Y es que quizás, ese sea el gran triunfo de una novela pensaba desde la humildad: su capacidad para construir un reflejo del mundo del hombre con una sencillez que cautiva desde las primeras páginas. Mientras que sus predecesores apelaron a lo simbólico y quizás a lo metafórico para construir historia basadas en el mundo infantil, Grahame insiste en esa visión dulce de lo natural, como si lo humano en cada uno de los personajes, sólo fuera una manera de destacar su sutileza ideal. Con un sabio pulso narrativo, Grahame triunfó al dotar a su historia de una profundidad que no se basa en las metáforas que crea, sino en su capacidad para expresar la noción sobre la belleza desde la simplicidad.

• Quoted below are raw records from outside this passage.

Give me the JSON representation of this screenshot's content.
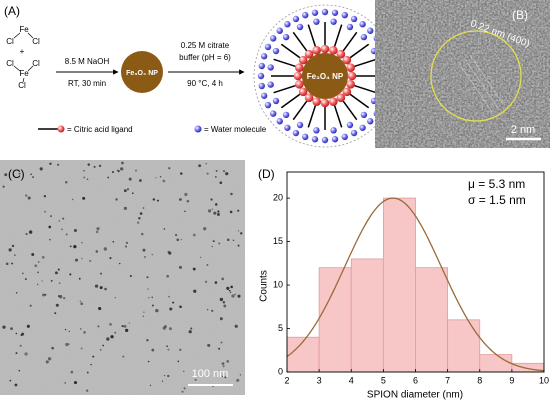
{
  "panel_a": {
    "label": "(A)",
    "reactant_atoms": [
      "Cl",
      "Fe",
      "Cl",
      "+",
      "Cl",
      "Fe",
      "Cl",
      "Cl"
    ],
    "step1": [
      "8.5 M NaOH",
      "RT, 30 min"
    ],
    "product1": "Fe₃O₄ NP",
    "step2": [
      "0.25 M citrate",
      "buffer (pH = 6)",
      "90 °C, 4 h"
    ],
    "product2": "Fe₃O₄ NP",
    "legend": [
      "= Citric acid ligand",
      "= Water molecule"
    ]
  },
  "panel_b": {
    "label": "(B)",
    "annotation": "0.22 nm (400)",
    "scale_bar": "2 nm"
  },
  "panel_c": {
    "label": "(C)",
    "scale_bar": "100 nm"
  },
  "chart_data": {
    "type": "histogram",
    "label": "(D)",
    "bins": [
      2,
      3,
      4,
      5,
      6,
      7,
      8,
      9,
      10
    ],
    "values": [
      4,
      12,
      13,
      20,
      12,
      6,
      2,
      1
    ],
    "xlabel": "SPION diameter (nm)",
    "ylabel": "Counts",
    "xlim": [
      2,
      10
    ],
    "ylim": [
      0,
      23
    ],
    "xticks": [
      2,
      3,
      4,
      5,
      6,
      7,
      8,
      9,
      10
    ],
    "yticks": [
      0,
      5,
      10,
      15,
      20
    ],
    "annotations": [
      "μ = 5.3 nm",
      "σ = 1.5 nm"
    ],
    "color": "#f7c6c6",
    "edge_color": "#e59a9a",
    "fit": {
      "mu": 5.3,
      "sigma": 1.5,
      "peak": 20,
      "color": "#9b6a3a"
    }
  }
}
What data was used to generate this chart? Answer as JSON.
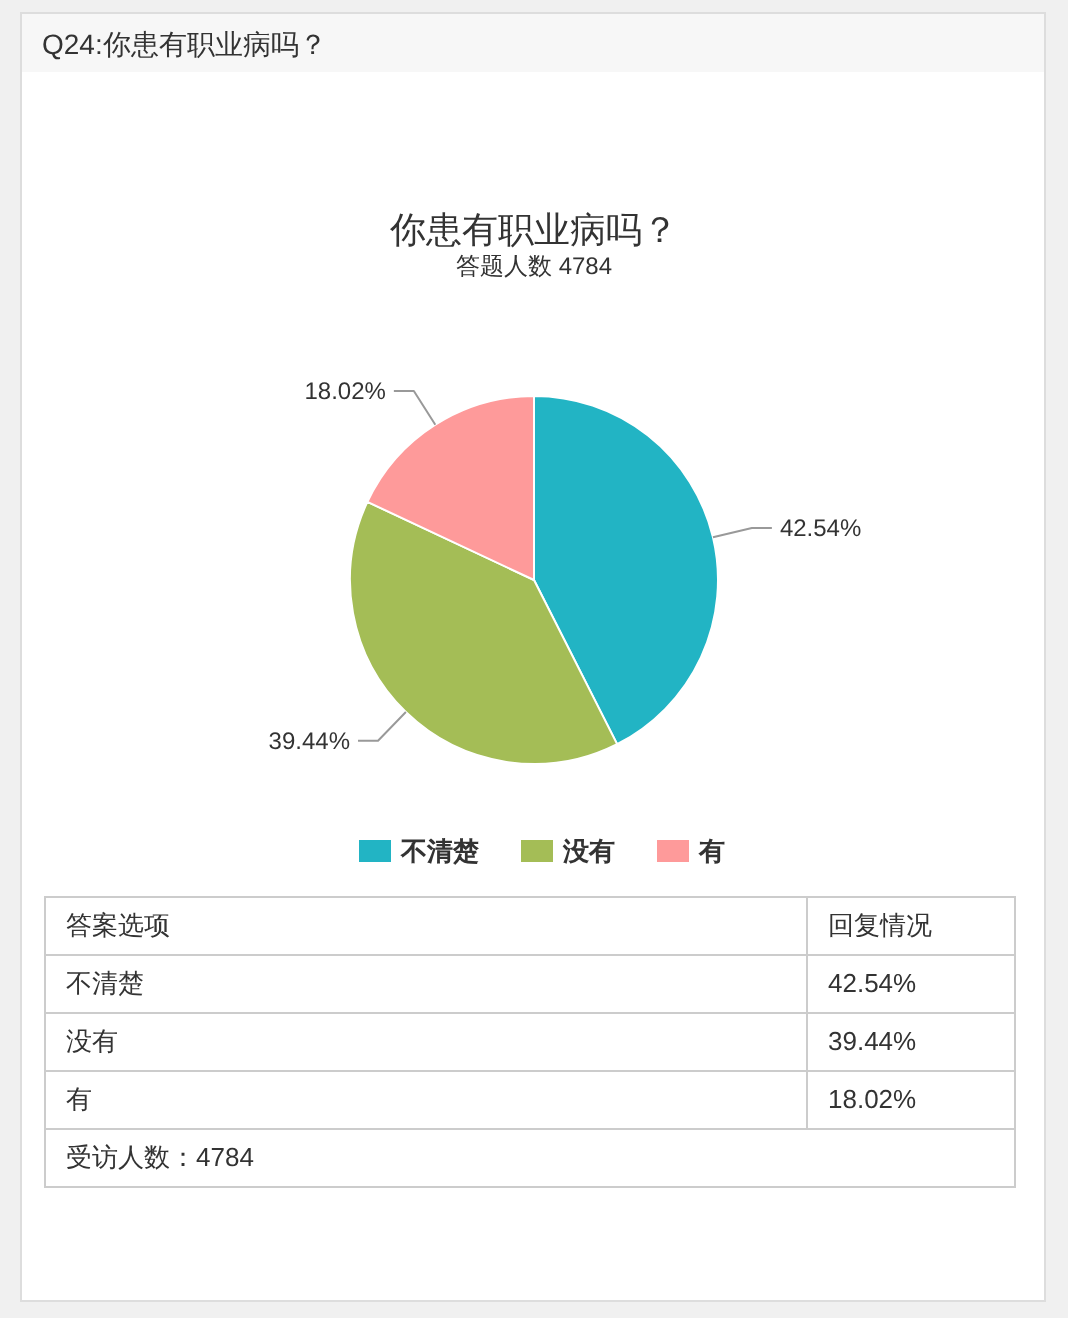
{
  "chart_data": {
    "type": "pie",
    "title": "你患有职业病吗？",
    "subtitle": "答题人数 4784",
    "categories": [
      "不清楚",
      "没有",
      "有"
    ],
    "values": [
      42.54,
      39.44,
      18.02
    ],
    "colors": [
      "#22b4c4",
      "#a4bd56",
      "#fe9a9a"
    ],
    "value_labels": [
      "42.54%",
      "39.44%",
      "18.02%"
    ],
    "legend": "bottom",
    "annotations": [
      "Q24:你患有职业病吗？",
      "答案选项",
      "回复情况",
      "受访人数：4784"
    ]
  }
}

Es por ese motivo, que “El Viento en los Sauces” conserva una inocencia perdurable, una frescura insistente que aún casi cien años después de su creación, continúa cautivando al gran público lector. Publicada por primera vez en 1908, la novela fue un éxito inmediato: aclamada por la crítica y amada por el público, se convirtió en la historia preferida de esa Inglaterra dura y hostil de los primeros años del siglo pasado. No obstante, quizás por su ternura y sencillez, la novela de Grahame se abrió camino y ocupó un lugar propio, una metáfora de esa inocencia rota, perdida a medias que el mundo adulto siempre encuentra doloroso y lamentable. Y es que quizás este hombre herido, este hombre trágico cargado de pesar y dolor, supo construir con mayor delicadeza que cualquier otro, ese delicado equilibrio entre la fantasía y el símbolo, un reflejo de la época que le tocó vivir. Un canto sentido no sólo al estilo de vida humilde y sencillo del campo Inglés sino a algo más profundo y hermoso, esa noción de la pureza intocada, de la fraternidad sutil que surge sólo del mundo infantil. De la estampa pastoral, Grahame crea algo tan espléndido como raro: una noción simple e inolvidable, del mundo de la ternura en lo más profundo del corazón del hombre.